The Cambridge City Council yesterday took action that could eventually lead to the expansion of the city's police force and the addition of more patrolmen to regular beats throughout the City.

The Council scheduled an executive meeting for next Monday with Daniel J. Brennan, chief of police, and John J. Curry '19, the City Manager.

Councillor Daniel J. Hayes, Jr. who introduced the motion which arranged the meeting, told the nine-man body: "My personal belief is that we are not doing all we can in the area of crime prevention."

Hayes criticized "the tendency to take patrolmen off the street and put them into patrol cars."

Later he said that there are some 30 foot patrol routes in the City but that most of them were unmanned. "At night there aren't more than six men on the street," another councillor volunteered.
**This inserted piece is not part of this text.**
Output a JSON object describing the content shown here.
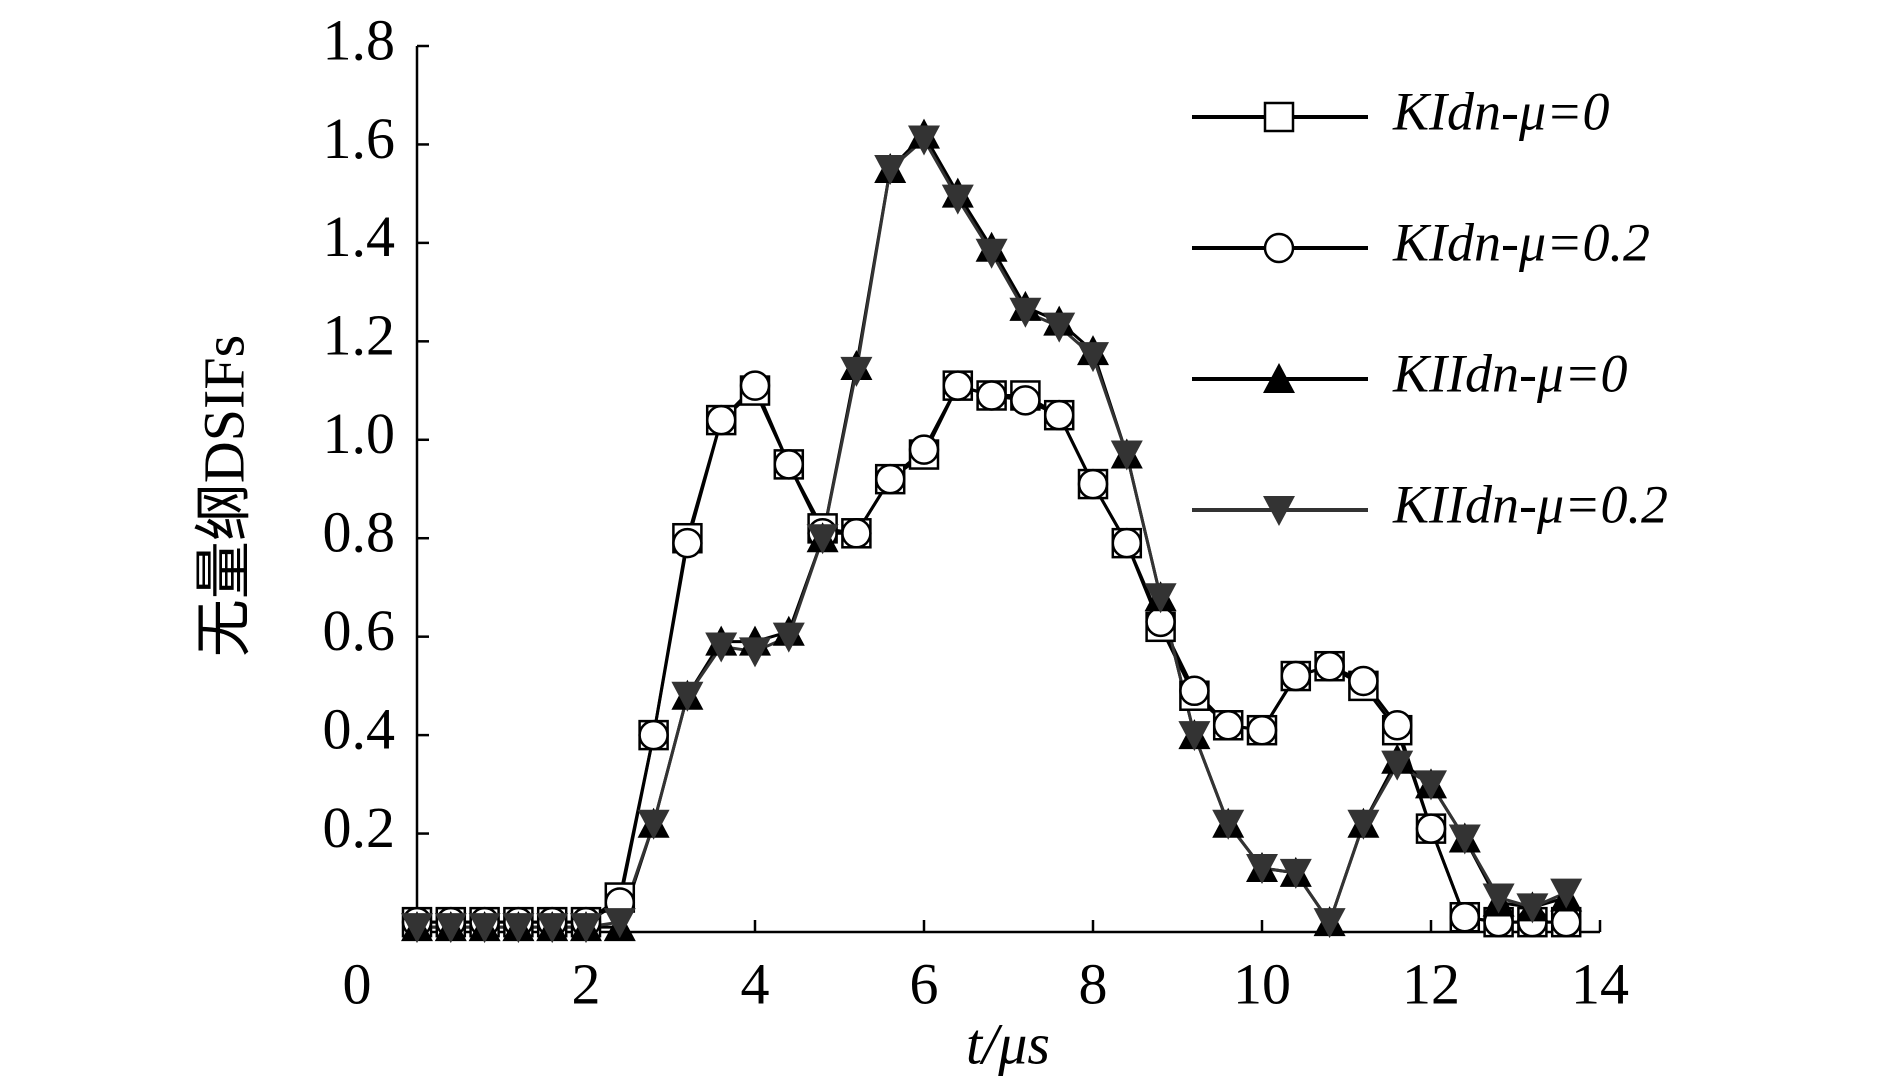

Hayes said there has been a general increase in "petty crime" in Cambridge and suggested that the wider use of foot patrolmen was the most effective means of preventing these types of incidents.

"Gangsterism is not our problem," he maintained. He said that most of the trouble is with youths between 15 and 25 years old.

He estimated that an addition of about 30 men to the police force might insure that all foot patrol routes in the City are manned. There are currently 235 people in the police department. About 220 are actually police officers.

To increase the effectiveness of foot patrolmen, Hayes suggested that each officer might carry a walkie-talkie.